Stale equal opportunities training

A “relatively small” employer in the case of Allay (UK) Limited v Mr Gehlen has lost out on the chance to use a type of “get out of jail free card” in the form of the “reasonable steps defence” to a race harassment claim because its equal opportunities training provided to its employees was “stale”.

In this particular case, the Employment Tribunal had found that Mr Gehlen, who was a Senior Data Analyst, had been subjected to race harassment and his employer, the Respondent, had been ordered to pay compensation of £5,030.63 to him.

Race harassment

The race harassment had been carried out on a regular basis by one particular colleague, Mr Pearson, who had described the harassment as “racial banter”.  The race harassment included comments to the effect that Mr Gehlen (who was of Indian origin) should “go and work in a corner shop” and references were made to Mr Gehlen “driving a Mercedes car like all Indians”.
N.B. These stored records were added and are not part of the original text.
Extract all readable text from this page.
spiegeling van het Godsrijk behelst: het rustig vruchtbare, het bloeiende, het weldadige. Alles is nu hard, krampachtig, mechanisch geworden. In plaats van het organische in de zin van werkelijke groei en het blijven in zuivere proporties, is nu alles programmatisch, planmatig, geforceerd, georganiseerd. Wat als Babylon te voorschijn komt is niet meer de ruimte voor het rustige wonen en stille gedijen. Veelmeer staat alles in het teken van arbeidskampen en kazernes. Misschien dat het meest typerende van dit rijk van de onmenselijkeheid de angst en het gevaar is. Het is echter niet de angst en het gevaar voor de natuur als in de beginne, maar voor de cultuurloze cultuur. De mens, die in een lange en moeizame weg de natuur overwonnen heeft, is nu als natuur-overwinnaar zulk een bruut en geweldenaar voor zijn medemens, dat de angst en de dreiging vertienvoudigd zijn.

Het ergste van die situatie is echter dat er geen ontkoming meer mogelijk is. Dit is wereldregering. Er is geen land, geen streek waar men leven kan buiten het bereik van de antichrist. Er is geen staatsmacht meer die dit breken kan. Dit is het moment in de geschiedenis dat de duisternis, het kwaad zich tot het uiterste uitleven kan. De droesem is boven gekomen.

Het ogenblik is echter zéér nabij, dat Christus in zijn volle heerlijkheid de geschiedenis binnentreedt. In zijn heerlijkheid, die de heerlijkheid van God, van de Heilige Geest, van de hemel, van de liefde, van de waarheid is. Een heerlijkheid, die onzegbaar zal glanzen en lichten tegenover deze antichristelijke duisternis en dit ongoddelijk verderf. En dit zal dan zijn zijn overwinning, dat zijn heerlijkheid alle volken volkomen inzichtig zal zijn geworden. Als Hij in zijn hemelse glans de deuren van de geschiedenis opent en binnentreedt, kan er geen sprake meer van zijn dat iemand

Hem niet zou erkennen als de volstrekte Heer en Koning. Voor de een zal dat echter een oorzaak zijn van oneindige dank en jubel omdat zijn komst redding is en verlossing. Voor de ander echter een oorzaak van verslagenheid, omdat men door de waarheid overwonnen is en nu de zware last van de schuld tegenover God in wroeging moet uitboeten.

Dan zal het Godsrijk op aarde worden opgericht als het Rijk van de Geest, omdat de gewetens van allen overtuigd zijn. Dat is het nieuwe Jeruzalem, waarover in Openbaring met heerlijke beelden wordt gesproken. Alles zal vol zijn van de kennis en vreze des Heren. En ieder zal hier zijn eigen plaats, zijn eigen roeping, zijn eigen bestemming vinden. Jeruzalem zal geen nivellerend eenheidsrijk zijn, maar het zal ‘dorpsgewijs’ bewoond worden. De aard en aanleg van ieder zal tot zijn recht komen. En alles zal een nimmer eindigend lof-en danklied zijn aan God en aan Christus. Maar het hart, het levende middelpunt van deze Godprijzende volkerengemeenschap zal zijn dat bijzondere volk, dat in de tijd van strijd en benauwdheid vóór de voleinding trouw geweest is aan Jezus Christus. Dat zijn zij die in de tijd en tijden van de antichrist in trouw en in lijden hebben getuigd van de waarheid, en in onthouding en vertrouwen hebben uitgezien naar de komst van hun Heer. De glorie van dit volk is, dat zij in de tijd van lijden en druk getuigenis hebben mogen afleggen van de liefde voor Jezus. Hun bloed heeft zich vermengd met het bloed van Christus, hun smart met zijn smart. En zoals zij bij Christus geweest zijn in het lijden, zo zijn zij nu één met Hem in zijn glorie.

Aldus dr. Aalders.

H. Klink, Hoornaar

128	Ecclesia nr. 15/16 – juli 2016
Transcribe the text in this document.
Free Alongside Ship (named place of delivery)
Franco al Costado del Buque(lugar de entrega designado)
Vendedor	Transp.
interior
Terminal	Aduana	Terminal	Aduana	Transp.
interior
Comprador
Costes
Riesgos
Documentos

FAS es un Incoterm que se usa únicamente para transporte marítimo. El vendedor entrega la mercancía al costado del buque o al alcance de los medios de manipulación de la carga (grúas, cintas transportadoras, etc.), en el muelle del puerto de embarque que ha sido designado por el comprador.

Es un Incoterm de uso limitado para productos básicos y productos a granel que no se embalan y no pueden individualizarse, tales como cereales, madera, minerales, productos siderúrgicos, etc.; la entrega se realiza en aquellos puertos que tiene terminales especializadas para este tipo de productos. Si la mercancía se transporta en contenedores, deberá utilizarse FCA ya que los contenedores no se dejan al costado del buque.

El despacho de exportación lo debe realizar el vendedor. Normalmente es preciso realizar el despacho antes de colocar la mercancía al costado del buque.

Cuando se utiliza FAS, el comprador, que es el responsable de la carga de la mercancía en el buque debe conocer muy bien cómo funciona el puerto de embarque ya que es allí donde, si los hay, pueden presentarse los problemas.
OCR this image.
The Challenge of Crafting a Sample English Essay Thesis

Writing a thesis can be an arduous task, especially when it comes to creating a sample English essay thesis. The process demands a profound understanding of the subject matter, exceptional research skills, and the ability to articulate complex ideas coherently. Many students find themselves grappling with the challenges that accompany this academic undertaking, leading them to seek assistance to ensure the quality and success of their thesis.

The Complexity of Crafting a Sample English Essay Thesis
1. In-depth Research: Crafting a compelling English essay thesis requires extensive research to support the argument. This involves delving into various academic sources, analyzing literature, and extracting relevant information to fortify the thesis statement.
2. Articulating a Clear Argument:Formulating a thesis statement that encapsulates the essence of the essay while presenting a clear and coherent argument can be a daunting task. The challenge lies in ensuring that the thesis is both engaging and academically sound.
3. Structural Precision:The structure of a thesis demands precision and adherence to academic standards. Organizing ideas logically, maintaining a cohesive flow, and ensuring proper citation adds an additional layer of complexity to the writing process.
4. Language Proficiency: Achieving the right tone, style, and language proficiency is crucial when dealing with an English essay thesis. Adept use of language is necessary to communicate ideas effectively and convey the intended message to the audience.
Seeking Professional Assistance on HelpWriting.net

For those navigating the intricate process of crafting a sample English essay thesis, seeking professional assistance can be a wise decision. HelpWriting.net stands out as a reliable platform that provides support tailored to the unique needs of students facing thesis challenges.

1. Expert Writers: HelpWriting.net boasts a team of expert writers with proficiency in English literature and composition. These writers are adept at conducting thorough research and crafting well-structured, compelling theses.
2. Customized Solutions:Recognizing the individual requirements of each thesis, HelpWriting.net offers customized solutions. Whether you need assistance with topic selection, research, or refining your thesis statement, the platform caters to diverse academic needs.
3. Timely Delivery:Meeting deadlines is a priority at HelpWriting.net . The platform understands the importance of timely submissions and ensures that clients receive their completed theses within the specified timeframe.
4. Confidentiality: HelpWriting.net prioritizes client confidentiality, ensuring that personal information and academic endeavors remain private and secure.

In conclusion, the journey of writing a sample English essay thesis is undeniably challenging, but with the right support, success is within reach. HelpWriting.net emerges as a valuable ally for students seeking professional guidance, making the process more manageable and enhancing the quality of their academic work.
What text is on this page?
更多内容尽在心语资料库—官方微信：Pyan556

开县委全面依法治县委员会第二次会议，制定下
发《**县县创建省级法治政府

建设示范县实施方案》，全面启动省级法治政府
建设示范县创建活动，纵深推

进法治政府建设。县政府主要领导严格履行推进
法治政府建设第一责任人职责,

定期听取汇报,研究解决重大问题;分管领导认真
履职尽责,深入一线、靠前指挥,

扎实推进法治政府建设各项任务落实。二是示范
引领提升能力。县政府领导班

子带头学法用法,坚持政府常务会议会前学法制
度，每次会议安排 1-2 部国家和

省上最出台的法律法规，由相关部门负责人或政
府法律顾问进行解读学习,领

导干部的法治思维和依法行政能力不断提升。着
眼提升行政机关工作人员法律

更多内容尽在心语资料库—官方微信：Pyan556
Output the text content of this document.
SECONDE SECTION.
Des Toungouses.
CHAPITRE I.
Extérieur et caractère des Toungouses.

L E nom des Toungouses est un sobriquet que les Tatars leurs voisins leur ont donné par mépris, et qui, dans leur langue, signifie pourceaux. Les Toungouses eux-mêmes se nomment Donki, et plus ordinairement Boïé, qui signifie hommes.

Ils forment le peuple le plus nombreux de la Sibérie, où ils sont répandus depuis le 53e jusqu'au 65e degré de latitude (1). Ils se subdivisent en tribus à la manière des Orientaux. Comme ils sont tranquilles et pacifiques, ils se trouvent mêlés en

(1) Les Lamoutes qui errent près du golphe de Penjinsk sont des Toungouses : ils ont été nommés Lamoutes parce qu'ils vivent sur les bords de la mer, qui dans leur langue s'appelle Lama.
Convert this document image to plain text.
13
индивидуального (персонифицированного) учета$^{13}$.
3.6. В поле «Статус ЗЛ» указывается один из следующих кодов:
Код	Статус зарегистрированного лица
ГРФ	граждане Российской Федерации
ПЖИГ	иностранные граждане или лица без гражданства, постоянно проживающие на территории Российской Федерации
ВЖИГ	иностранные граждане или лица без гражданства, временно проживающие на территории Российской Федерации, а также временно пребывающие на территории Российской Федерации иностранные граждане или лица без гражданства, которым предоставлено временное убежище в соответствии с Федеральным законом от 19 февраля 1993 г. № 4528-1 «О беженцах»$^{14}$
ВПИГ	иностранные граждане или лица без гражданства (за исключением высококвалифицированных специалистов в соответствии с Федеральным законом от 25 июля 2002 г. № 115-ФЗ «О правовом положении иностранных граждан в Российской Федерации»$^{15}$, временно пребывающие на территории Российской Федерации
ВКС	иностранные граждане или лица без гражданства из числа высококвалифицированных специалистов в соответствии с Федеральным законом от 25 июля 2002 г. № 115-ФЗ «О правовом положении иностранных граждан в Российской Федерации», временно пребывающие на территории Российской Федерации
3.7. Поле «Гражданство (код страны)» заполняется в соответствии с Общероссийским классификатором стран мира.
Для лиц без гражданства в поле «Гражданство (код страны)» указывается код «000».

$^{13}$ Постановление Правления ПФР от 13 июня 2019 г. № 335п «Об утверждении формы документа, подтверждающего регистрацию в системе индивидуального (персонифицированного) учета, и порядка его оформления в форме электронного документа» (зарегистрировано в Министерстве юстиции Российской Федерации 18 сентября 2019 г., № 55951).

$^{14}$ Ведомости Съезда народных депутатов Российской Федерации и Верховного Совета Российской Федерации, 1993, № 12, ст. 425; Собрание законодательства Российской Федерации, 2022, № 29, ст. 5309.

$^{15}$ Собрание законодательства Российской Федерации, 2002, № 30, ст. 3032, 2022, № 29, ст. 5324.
“Reasonable steps defence” findings

The Respondent sought to rely on the “reasonable steps defence” set out in s. 109(4) Equality Act 2010, which involved arguing that it had taken “all reasonable steps” to prevent Mr Pearson from carrying out the race harassment of Mr Gehlen.  The Employment Tribunal noted that:

  • the Respondent had an equal opportunity policy and an anti-bullying and harassment procedure dating from February 2016; and
  • Mr Pearson (and a managerial colleague to whom Mr Gehlen had reported the behaviour but who had not escalated the matter) underwent bullying and harassment training on 11 February 2015.

The Employment Tribunal found that, given that the above training had taken place in February 2015, “this was several years before the events in question and was clearly stale”.  To put the dates in context, Mr Gehlen was employed from 3 October 2016 until his dismissal on 15 September 2017.

The Tribunal did not accept that the Respondent had taken all reasonable steps to avoid discrimination in the workplace for a reasonable step would have been to refresh that training.  This was upheld by the Employment Appeal Tribunal, although the EAT noted that the reference to the training having taken “several years” before the events in question was a “slight overstatement”.


It’s not just “relatively small” employers who struggle to avail themselves of the reasonable steps defence.  Starbucks also failed in relation to successful claims brought by a dyslexic client of mine in the case of Kumulchew v Starbucks (2015).  In that case, the District Manager, who was named as the Third Respondent and who was responsible for approximately 200 people, last received equal opportunities training in 2006 and had received no refresher training since.  The Employment Tribunal hearing took place in September 2015, so it’s little wonder that the Tribunal found that “the Respondent’s witnesses displayed a surprising lack of knowledge and understanding about Equality issues.

Not only is it important for employers to implement thorough equal opportunity and anti-harassment training, it is important for such training to be refreshed, we would suggest every year as a minimum.

What also matters is the quality of the training.  The Employment Appeal Tribunal in Allay v Gehlen made an apt analogy with the covid-19 pandemic – the EAT stated that “we are interested not only in whether the vaccine will be effective in eliciting an immune system response, but also how long the response will last” and that a key consideration is not only “how effective” the training will be but also how long it will last.  The EAT suggested that “thorough and forcefully presented training is more likely to be effective, and to last longer”.  The EAT stated that “The less effective the training is, the more quickly it becomes stale”.